As you stand there, competing impulses run through your mind. Do you protect your relationship with Taylor and maintain your positive image with the family by tolerating the racist storytelling? Do you pseudo-listen, merely playing the part of the active listener? Do you jeopardize your relationship with Taylor’s family by expressing your discomfort with the conversation? Or do you support your family by refusing to listen any further and leaving?

YOUR TURN

While working through the following steps, keep in mind the interpersonal communication concepts, skills, and insights you’ve learned so far, especially in this chapter. Also remember: there are no right answers, so think hard about the choice you make! (P.S. Need help? Review the concepts listed below.)

Step 1: Reflect on yourself. What are your thoughts and feelings in this situation? What attributions are you making about Taylor and Taylor’s family? Are your attributions accurate? Why or why not?

Step 2: Reflect on your partner. Using perspective-taking and empathic concern, put yourself in Taylor’s shoes. How is Taylor likely perceiving the dinner situation? How does Taylor feel about you and your relationship? Also consider Taylor’s family. What are their thoughts, feelings, and perceptions of the dinner? Of you and your relationship with Taylor?

Step 3: Identify the optimal outcome. Think about all the information you have about Taylor and about this relationship. Consider your own feelings as well as those of everyone else involved in the situation. Given all these factors, what’s the best, most constructive relationship outcome possible here? Be sure to consider not just what’s best for you, but what’s best for Taylor and your two families as well.

Step 4: Locate the roadblocks. Taking into consideration everyone’s thoughts and feelings and what has happened, what’s preventing you from achieving the optimal outcome you identified in step 3?

Step 5: Chart your course. What will you say to Taylor and Taylor’s family to overcome the roadblocks you’ve identified and achieve your optimal relationship outcome?

Skill

FOCUSING YOUR ATTENTION

This exercise helps you focus your attention during interpersonal encounters.

➊ Identify an important person to whom you find it difficult to listen.

➋ List factors—fatigue, time pressure—that impede your attention when you’re interacting with this person.

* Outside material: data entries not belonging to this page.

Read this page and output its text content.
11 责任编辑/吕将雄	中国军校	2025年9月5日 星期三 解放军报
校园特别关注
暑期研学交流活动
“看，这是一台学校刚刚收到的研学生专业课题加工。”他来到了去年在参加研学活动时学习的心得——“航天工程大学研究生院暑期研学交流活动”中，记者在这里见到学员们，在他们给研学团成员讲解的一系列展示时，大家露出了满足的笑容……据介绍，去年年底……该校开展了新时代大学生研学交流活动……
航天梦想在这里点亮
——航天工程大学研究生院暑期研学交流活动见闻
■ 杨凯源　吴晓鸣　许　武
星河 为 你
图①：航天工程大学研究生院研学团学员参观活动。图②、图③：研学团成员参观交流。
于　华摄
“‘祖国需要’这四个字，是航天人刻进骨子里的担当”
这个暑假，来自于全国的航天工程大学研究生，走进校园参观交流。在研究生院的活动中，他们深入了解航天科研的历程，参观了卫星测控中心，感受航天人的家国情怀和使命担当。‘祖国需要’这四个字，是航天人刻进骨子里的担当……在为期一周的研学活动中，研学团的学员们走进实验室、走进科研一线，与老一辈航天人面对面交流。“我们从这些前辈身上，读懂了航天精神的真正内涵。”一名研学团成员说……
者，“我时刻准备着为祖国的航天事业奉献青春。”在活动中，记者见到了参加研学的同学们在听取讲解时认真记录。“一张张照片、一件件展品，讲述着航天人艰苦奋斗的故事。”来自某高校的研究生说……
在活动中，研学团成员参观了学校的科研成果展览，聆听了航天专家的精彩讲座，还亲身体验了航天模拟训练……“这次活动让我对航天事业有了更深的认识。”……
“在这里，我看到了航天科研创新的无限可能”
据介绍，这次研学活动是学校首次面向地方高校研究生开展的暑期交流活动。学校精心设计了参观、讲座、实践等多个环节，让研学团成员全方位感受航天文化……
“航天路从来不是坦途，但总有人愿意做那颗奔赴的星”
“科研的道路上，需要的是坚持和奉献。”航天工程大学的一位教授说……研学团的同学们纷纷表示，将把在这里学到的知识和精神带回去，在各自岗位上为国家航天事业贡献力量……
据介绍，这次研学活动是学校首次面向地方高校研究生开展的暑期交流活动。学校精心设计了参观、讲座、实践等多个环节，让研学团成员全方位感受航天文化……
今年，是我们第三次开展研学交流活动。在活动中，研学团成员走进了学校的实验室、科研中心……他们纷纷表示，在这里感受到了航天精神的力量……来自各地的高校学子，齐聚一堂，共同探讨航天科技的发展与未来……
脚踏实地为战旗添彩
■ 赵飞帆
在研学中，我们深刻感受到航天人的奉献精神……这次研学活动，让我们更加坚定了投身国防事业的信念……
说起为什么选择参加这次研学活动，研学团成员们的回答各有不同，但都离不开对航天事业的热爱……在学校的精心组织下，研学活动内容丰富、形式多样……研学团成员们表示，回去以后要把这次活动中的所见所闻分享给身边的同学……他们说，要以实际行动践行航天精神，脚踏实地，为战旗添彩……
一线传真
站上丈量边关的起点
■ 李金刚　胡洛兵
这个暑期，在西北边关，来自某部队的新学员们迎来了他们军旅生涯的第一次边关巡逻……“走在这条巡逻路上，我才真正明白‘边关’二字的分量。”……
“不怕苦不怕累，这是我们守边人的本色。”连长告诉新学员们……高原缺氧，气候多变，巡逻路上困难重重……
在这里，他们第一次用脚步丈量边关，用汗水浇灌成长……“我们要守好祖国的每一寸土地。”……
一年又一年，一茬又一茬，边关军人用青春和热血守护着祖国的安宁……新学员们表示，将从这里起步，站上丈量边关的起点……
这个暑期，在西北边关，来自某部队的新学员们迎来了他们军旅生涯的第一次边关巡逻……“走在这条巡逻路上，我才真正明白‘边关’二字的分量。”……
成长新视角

➌ Before your next encounter with the individual, address factors you can control.

➍ During the encounter, increase the person’s salience by reminding yourself of his or her importance to you.

➎ As the encounter unfolds, practice mental bracketing to stay focused on your partner’s communication.

RESPONDING EFFECTIVELY IN ONLINE ENCOUNTERS

This exercise helps you to respond effectively during online encounters.

➊ Identify an online interaction that’s important.

➋ During the exchange, provide your conversational partner with immediate, positive feedback to his or her messages, sending short responses like “I agree!” and attaching positive emoticons ☺.

➌ Check your understanding by paraphrasing your partner’s longer messages (“My read on your last message is . . .”).

➍ Seek clarification regarding messages you don’t understand (“I’m having trouble understanding— would you mind explaining that a bit more?”).

COMMUNICATING EFFECTIVELY WITH PEOPLE FROM OTHER CULTURES

This exercise helps you communicate with people from other cultures.

➊ Identify an encounter in which your conversational partner is from a different culture.

➋ Use a people-oriented listening style. While the person is speaking, provide positive feedback.

➌ Let the person know you’ve been paying attention by paraphrasing or seeking clarification.

➍ Express interest in the speaker’s feelings, opinions, and concerns and emphasize points of commonality.

➎ Gauge reactions to your responses, assessing the effectiveness of this style.